Anthony Vaccarello Elevates the Tuxedo at Saint Laurent Voted the sexiest brand of 2025 by Lyst, Saint Laurent clearly isn’t done making its mark
As he approaches his tenth year as creative director of Saint Laurent, Anthony Vaccarello seems more than ever to have mastered the delicate balance that ensures the longevity of a major fashion house: revisiting its icons without freezing them in time. On one side, the reinterpretation of cult pieces — most recently, the Mombasa bag was relaunched — and on the other, the pursuit of a bold, almost cutting-edge sensuality that keeps the brand firmly in the contemporary spotlight. This approach earned him, indeed, the title of 2025’s sexiest brand.

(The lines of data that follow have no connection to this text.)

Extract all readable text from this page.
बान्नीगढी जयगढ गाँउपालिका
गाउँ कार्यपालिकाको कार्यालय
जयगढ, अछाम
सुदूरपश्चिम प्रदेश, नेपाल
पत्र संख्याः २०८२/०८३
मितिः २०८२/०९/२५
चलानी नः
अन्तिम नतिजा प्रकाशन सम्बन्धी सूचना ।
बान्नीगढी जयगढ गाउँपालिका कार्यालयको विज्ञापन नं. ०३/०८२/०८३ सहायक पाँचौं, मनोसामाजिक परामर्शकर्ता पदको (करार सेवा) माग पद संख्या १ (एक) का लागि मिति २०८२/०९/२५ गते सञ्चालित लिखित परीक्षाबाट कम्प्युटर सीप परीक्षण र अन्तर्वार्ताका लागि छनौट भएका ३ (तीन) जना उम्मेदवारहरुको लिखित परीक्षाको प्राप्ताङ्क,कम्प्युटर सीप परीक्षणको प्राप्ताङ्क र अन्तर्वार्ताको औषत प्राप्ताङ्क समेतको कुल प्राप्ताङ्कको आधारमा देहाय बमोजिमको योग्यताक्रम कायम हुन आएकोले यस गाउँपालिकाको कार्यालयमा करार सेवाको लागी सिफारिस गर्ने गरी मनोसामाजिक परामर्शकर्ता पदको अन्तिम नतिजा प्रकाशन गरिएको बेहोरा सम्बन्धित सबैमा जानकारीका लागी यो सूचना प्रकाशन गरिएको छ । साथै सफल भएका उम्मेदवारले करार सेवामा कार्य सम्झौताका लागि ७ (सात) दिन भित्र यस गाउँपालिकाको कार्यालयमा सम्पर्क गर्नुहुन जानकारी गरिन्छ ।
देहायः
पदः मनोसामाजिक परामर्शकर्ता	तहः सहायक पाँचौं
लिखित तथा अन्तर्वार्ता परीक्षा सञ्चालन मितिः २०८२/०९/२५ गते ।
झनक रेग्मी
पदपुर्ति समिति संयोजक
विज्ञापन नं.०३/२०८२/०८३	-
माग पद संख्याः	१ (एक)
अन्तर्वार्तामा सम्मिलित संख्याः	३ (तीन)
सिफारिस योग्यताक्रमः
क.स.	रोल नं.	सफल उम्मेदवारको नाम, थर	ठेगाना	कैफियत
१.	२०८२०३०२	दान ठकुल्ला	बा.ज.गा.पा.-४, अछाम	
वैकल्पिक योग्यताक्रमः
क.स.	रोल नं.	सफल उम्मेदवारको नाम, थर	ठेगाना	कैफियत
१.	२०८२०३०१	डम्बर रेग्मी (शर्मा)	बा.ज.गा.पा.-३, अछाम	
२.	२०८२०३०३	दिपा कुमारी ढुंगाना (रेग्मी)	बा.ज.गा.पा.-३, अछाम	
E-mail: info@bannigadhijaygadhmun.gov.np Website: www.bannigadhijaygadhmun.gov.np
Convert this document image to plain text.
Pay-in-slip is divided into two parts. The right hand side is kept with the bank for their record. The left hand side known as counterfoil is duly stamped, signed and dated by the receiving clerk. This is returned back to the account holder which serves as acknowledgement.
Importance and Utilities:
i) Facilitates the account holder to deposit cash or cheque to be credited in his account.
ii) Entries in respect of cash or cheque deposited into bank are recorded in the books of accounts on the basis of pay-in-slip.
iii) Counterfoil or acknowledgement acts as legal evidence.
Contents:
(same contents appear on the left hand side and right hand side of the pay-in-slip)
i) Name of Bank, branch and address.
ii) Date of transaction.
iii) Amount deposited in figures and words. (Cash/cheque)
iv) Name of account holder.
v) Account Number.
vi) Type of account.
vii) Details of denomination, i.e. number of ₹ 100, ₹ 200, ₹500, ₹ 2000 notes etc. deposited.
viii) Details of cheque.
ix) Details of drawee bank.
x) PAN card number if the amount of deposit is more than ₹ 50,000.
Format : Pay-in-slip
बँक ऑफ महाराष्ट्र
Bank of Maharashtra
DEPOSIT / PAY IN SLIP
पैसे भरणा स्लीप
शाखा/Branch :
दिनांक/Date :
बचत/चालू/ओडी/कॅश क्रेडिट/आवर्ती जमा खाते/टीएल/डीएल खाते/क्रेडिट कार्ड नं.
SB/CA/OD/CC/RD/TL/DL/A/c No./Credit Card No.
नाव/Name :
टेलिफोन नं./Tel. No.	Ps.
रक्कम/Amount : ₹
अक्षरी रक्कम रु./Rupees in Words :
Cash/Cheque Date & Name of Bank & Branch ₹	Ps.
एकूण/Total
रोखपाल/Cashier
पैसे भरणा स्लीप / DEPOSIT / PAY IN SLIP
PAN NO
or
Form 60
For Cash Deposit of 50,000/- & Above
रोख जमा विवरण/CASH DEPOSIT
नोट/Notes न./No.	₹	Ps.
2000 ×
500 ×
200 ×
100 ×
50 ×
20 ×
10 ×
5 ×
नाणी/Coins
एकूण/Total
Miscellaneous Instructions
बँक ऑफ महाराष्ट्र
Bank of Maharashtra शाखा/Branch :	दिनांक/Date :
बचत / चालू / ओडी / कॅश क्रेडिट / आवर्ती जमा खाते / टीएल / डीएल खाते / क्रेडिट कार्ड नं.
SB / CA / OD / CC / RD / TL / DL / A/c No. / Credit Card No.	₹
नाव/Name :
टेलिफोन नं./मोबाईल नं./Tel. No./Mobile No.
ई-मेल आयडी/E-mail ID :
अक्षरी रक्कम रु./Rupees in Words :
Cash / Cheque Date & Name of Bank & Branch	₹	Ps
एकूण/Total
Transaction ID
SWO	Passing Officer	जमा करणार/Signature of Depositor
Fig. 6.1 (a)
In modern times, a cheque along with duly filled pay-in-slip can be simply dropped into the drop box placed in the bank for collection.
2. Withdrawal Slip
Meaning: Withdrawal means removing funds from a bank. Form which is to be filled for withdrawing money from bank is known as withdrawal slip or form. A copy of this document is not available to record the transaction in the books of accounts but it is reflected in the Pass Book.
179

For Autumn/Winter 2026, it is the tuxedo’s turn to take center stage. This piece is inseparable from the house’s history. When Yves Saint Laurent introduced it for women in the late 1960s, the gesture was profoundly disruptive. Today, the tuxedo belongs to the common vocabulary of women’s fashion, yet at Saint Laurent, there is still that certain “je ne sais quoi.”
True to his approach as a total creative director, Vaccarello also draws on a broader cultural imagination, shaped by photography and cinema. The runway set, a cozy interior blending wood paneling, thick carpets, and vast windows overlooking the Eiffel Tower, reflects this vision. At the heart of the space, a reproduction of a bust that once stood in Yves Saint Laurent’s apartment acts as a subtle historical thread. Emerging from the wings, the YSL logo seems, too, to have traveled from another era, like a fragment of the 1970s or 1980s transplanted into the present. While the collection nods to these past decades, it remains thoroughly contemporary. The silhouettes walk a tightrope between femininity and masculinity, in a perfectly controlled balancing act. The extreme fluidity of the fabrics mirrors an even deeper fluidity: that of gender itself.
At Vaccarello’s Saint Laurent, the female figure is never monolithic. She is multiple. The show opens with eight female silhouettes in suits, asserting tailoring as the backbone of the wardrobe. The lines are precise, almost commanding, yet always infused with a… sensual tension. Lace gradually takes over from the tuxedo - or rather “the Tuxedo,” as it is affectionately referred to in the house’s lexicon. A dance of lace follows in ochre tones: burnt oranges, patinated yellows, deep browns. Transparency is omnipresent, yet the fabric surprises: rather than floating around the body, it clings, like a second skin. On the runway, Bella Hadid wears a silicone-coated lace dress that sculpts her body with almost architectural precision.
Speaking of skin, (faux) fur, the ultimate maximalist piece, appears in short, voluminous cuts, almost exaggerated in scale. The material seems to overflow the garment, as if refusing discipline. A sense of opulence is heightened by accessories: a casually knotted belt, adorned with a gemstone-studded buckle that catches the light. The jewelry also embraces this showy aesthetic - dramatic flowers, bold volumes, golden flashes: the 1980s are never far away. Vaccarello also plays with collars - crew necks, V-necks, rounds - as variations on a single silhouette, subtly modulating proportions to make each look resonate.
Repetition becomes a true principle of construction. The tuxedo appears fourteen times during the show, more than a third of all silhouettes. A way of emphasizing, almost insistently, what forms the beating heart of the house. With this collection, Vaccarello achieves a rare feat: appealing to both a bourgeois audience attached to classic codes and the new wave of Gen Z it girls. In the front row and on social media, figures like Lila Moss and Iris Law effortlessly embody this wardrobe. In this ongoing dialogue between past and present, Vaccarello demonstrates above all that Yves Saint Laurent’s legacy is not a relic. It is a living material, capable of captivating both the heirs of high society and the new generation of digital muses.